Hadoop Map Only Job
Map-Only job in the Hadoop is the process in which mapper does all tasks. No task is done by the reducer. Mapper’s output is the final output. MapReduce is the data processing layer of Hadoop. It processes large structured and unstructured data stored in HDFS. MapReduce also processes a huge amount of data in parallel. It does this by dividing the job (submitted job) into a set of independent tasks (sub-job). In Hadoop, MapReduce works by breaking the processing into phases: Map and Reduce.
Map – Map is the first phase of processing, where we specify all the complex logic code. It takes a set of data and converts into another set of data. It breaks each individual element into tuples (key-value pairs).
Reduce – Reduce is the second phase of processing. Here we specify light-weight processing like aggregation/summation. It takes the output from the map as input.

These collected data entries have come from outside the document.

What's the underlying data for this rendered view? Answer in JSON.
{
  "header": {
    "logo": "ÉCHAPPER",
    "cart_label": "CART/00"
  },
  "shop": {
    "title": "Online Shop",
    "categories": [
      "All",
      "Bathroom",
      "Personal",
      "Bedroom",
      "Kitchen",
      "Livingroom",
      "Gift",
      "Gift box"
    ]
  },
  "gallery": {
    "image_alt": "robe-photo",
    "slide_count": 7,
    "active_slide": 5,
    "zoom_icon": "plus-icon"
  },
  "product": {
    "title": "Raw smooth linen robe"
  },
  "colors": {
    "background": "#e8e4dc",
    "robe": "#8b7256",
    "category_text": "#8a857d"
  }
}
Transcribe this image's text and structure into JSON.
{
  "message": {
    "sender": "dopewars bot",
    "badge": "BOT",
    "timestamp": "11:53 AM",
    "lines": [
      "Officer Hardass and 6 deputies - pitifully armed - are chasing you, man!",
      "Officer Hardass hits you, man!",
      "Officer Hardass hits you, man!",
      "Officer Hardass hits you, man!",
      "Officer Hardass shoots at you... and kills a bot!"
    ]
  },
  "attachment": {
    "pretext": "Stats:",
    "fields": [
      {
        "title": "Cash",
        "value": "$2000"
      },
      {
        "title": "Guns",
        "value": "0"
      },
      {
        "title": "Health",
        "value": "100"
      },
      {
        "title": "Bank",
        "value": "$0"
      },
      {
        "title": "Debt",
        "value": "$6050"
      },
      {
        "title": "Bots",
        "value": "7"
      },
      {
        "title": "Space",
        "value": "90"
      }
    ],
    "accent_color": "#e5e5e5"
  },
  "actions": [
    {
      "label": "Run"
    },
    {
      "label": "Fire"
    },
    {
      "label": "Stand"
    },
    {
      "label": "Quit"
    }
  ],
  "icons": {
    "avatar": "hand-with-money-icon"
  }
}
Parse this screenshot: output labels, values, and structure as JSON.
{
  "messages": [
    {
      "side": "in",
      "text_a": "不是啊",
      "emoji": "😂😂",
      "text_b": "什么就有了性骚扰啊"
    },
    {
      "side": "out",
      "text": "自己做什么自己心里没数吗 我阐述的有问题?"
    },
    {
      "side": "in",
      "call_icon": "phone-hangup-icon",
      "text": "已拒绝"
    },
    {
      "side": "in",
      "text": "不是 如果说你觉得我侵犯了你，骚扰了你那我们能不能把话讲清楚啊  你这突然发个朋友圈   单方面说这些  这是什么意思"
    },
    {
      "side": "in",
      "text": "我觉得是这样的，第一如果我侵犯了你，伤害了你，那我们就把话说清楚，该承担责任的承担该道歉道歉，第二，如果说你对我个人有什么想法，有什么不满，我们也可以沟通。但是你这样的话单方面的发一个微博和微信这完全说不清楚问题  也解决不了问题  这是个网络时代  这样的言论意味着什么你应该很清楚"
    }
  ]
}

Then it combines those tuples based on the key.
From the above word-count example, we can say that there are two sets of parallel process, map and reduce; in map process, the first input is split to distribute the work among all the map nodes as shown in a figure, and then each word is identified and mapped to the number 1. Thus, the pairs called tuples (key-value) pairs.
In the first mapper node three words lion, tiger, and river are passed. Thus, the output of the node will be three key-value pairs with three different keys and value set to 1 and the same process repeated for all nodes. These tuples are then passed to the reducer nodes and practitioner comes into action. It carries out shuffling so that all tuples with the same key are sent to the same node. Thus, in reduce process basically what happens is an aggregation of values or rather an operation on values that share the same key.
Now, let us consider a scenario where we just need to perform the operation and no aggregation required, in such case, we will prefer ‘Map-Only job’ in Hadoop. In Hadoop Map-Only job, the map does all task with its InputSplit and no job is done by the reducer. Here map output is the final output.
We can achieve this by setting job.setNumreduceTasks(0) in the configuration in a driver. This will make a number of reducer as 0 and thus the only mapper will be doing the complete task.
Advantages of Map only job
In between map and reduces phases there is key, sort and shuffle phase. Sort and shuffle are responsible for sorting the keys in ascending order and then grouping values based on same keys. This phase is very expensive and if reduce phase is not required we should avoid it, as avoiding reduce phase would eliminate sort and shuffle phase as well. This also saves network congestion as in shuffling, an output of mapper travels to reducer and when data size is huge, large data needs to travel to the reducer.
The output of mapper is written to local disk before sending to reducer but in map only job, this output is directly written to HDFS. This further saves time and reduces cost as well. Also, there is no need of partitioner and combiner in Hadoop Map Only job that makes the process fast.